Ever since the ‘Dieselgate’ scandal, Volkswagen has been making a lot of claims about electrification, but it hasn’t much to show for yet.
Now, CEO Herbert Diess makes one of the biggest electrification claims for the company yet: that they can produce 50 million electric cars and will have “much lower” prices than Tesla.
He told Automotive News last month in an interview released today:
“Now we’re coming into an age where electric cars will play a major role. We will be very big in electric cars worldwide because we are very strong in China. We have huge economies of scale, and we will bring those cars here” to the U.S.”
He added that VW has already “booked production in its plants for 50 million full-electric cars.”
Though it’s unclear exactly what he meant by that.

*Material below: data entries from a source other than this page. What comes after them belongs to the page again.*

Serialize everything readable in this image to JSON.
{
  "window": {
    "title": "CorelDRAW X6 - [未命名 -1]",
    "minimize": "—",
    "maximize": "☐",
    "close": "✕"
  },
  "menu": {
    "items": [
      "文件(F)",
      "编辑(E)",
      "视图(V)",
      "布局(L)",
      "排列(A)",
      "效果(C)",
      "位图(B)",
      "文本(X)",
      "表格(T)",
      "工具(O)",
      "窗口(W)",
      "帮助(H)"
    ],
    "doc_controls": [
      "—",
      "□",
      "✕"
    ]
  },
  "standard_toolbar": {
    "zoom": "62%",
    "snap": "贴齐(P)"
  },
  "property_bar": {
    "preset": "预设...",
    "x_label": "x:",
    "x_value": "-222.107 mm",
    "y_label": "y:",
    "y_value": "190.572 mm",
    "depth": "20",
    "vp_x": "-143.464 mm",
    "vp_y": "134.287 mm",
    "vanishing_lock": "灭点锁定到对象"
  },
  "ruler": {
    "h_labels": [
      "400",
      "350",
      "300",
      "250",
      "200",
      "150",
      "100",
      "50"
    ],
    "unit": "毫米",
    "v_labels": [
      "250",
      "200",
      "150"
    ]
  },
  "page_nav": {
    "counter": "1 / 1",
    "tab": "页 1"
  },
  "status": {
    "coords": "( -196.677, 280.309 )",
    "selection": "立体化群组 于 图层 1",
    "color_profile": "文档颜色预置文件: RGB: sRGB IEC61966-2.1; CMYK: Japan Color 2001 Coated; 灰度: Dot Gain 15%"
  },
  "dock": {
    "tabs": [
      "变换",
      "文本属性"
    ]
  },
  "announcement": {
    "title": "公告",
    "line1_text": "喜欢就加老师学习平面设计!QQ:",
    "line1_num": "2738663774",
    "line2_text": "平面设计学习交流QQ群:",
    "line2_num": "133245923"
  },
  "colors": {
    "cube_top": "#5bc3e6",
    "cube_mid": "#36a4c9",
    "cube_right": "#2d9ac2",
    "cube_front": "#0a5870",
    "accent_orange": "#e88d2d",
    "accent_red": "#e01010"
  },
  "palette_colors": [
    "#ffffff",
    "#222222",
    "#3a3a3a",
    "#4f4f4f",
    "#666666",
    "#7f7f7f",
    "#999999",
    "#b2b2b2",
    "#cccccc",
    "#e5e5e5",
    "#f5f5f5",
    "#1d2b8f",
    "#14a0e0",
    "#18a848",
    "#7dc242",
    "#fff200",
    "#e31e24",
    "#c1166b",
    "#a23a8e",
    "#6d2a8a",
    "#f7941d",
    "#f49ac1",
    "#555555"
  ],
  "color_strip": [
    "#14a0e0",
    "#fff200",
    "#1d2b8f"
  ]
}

The company already reported having issued battery supply contracts worth $48 billion with existing battery manufacturers, but the production capacity is not in place yet.
Diess confirmed that those contracts went to CATL in China, and LG Chem and Samsung SDI in South Korea.
The CEO said that the new MEB platform will enable a significant cost reduction for the production of electric vehicles that will use those battery cells:
“A 40 percent cost reduction, but a much better car; twice the range, bigger interior, but outside, still a compact car.”
MEB will enable a series of new electric vehicles based on VW’s I.D. concepts.
There’s the I.D., which is a Golf-sized vehicle, expected to be their first mass-market EV for the model year 2020. VW also unveiled the I.D. VIZZION sedan, a crossover all-electric I.D. CROZZ Concept, and then there’s the I.D. BUZZ electric microbus coming in 2022.
Earlier this year, VW confirmed that it plans to produce the all-electric microbus and the crossover in the US.
Diess commented about EV sales in the US:
“Sales are picking up. It’s not all over the place, but West Coast, if you go to a parking lot, you see already a decent mix of electric cars there. Most of them are probably Teslas, but what’s happening now is that the cars become so much better. We will be aggressive on the pricing. We will be much lower than Tesla, but we have all the huge economies of scale and the car is specifically designed now for battery power instead of being converted from a combustion powertrain.”
Diess is referencing their current production of the e-Golf, which is just a gas-powered Golf converted with an electric powertrain, and the transition to electric vehicles built to be electric from the ground up with the MEB platform.